The principal goal of the Federal Housing Administration (FHA) is to shield lenders from borrower default and also to improve the US housing market. By insuring home loans provided by approved lenders, the FHA makes it possible for buyers to buy homes at great rates and with low down payment and credit score requirements. Rates, closing costs and points may vary by property location, loan type and borrower credit and income characteristics. This has allowed the FHA to become the largest insurer of mortgages in the world, having insured over 34 million mortgages since being created in 1934. A FHA home loan will most likely be the best home loan option for you.
The FHA doesn’t directly provide loans, but rather provides mortgage protection insurance in a means which allows lenders to provide financing to those who may not ordinarily qualify for a mortgage. Another important difference to note (as compared to conventional loans) is that FHA loans normally have smaller down-payment requirements and more flexible underwriting criteria. Because of this, an FHA loan can help people with less-than-perfect credit and less cash on hand qualify for a mortgage or refinance. Interest rates for FHA loans are lower than with a traditional loan. And debtors can have greater debt-to-income ratios in comparison to borrowers using a traditional loan. Borrowers with good credit scores may realize that a low down payment conventional mortgage provides a much better deal than an FHA loan.

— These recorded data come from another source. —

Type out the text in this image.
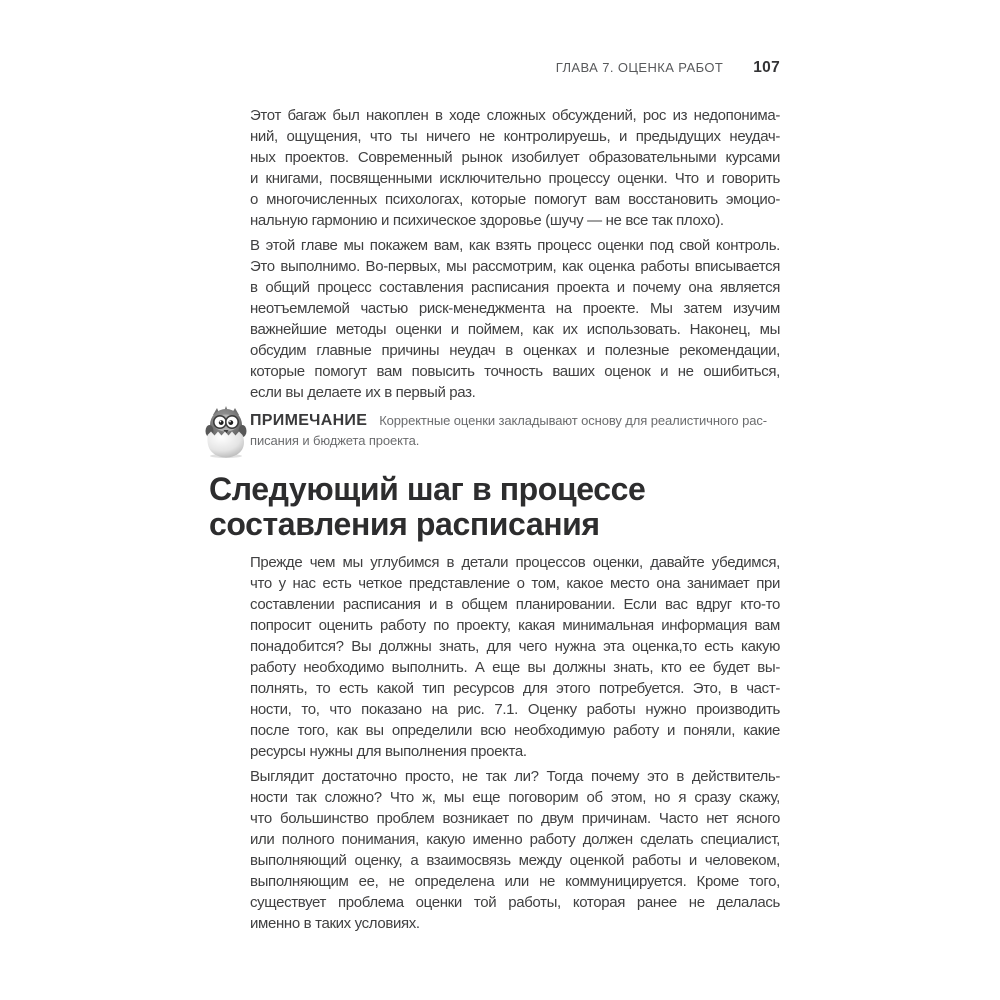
ГЛАВА 7. ОЦЕНКА РАБОТ 107
Этот багаж был накоплен в ходе сложных обсуждений, рос из недопонима-
ний, ощущения, что ты ничего не контролируешь, и предыдущих неудач-
ных проектов. Современный рынок изобилует образовательными курсами
и книгами, посвященными исключительно процессу оценки. Что и говорить
о многочисленных психологах, которые помогут вам восстановить эмоцио-
нальную гармонию и психическое здоровье (шучу — не все так плохо).
В этой главе мы покажем вам, как взять процесс оценки под свой контроль.
Это выполнимо. Во-первых, мы рассмотрим, как оценка работы вписывается
в общий процесс составления расписания проекта и почему она является
неотъемлемой частью риск-менеджмента на проекте. Мы затем изучим
важнейшие методы оценки и поймем, как их использовать. Наконец, мы
обсудим главные причины неудач в оценках и полезные рекомендации,
которые помогут вам повысить точность ваших оценок и не ошибиться,
если вы делаете их в первый раз.
ПРИМЕЧАНИЕ Корректные оценки закладывают основу для реалистичного рас-
писания и бюджета проекта.
Следующий шаг в процессе
составления расписания
Прежде чем мы углубимся в детали процессов оценки, давайте убедимся,
что у нас есть четкое представление о том, какое место она занимает при
составлении расписания и в общем планировании. Если вас вдруг кто-то
попросит оценить работу по проекту, какая минимальная информация вам
понадобится? Вы должны знать, для чего нужна эта оценка,то есть какую
работу необходимо выполнить. А еще вы должны знать, кто ее будет вы-
полнять, то есть какой тип ресурсов для этого потребуется. Это, в част-
ности, то, что показано на рис. 7.1. Оценку работы нужно производить
после того, как вы определили всю необходимую работу и поняли, какие
ресурсы нужны для выполнения проекта.
Выглядит достаточно просто, не так ли? Тогда почему это в действитель-
ности так сложно? Что ж, мы еще поговорим об этом, но я сразу скажу,
что большинство проблем возникает по двум причинам. Часто нет ясного
или полного понимания, какую именно работу должен сделать специалист,
выполняющий оценку, а взаимосвязь между оценкой работы и человеком,
выполняющим ее, не определена или не коммуницируется. Кроме того,
существует проблема оценки той работы, которая ранее не делалась
именно в таких условиях.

For reverse mortgages, borrower eligibility requirements apply. Despite the fact that they’re backed by the government, you still have to shop around for the best mortgage, because FHA loans are issued by private creditors with different requirements and terms. While a minimum credit score of 580 is typically needed, other borrowers may still qualify for the FHA Mortgage, but with certain exceptions such as a greater down payment / higher premiums. In this way the lenders are more likely to approve a loan for you. Lenders, such as banks and credit unions, that provide FHA loans provide financing for home purchases while requiring a lower down payment.
FHA loans are more suited to someone that can’t put down 20 percent or has an average credit score. The government repays the lender for the borrower’s inability to fund if they were default on obligations. This also incentives a creditors ability to provide competitive rates of interest and issues easier qualifications. There are no maximum income limits, but you have to meet a subtract percentage limitation of no greater than 43 percent and demonstrate adequate income to pay off the loan principal. Just because you meet with the FHA qualifications does not mean it is the best kind of loan for you.
Your FHA loan may also carry higher interest rates to compensate for the low down payment. When you add those two factors together, you could be looking at a loan that’s costlier than a traditional loan would be. If your savings for a down payment don’t reach the 20% mark generally needed for a traditional loan, look into down payment assistance programs or family gifts. As an alternative, you could wait on the home purchase and grow your savings and investments.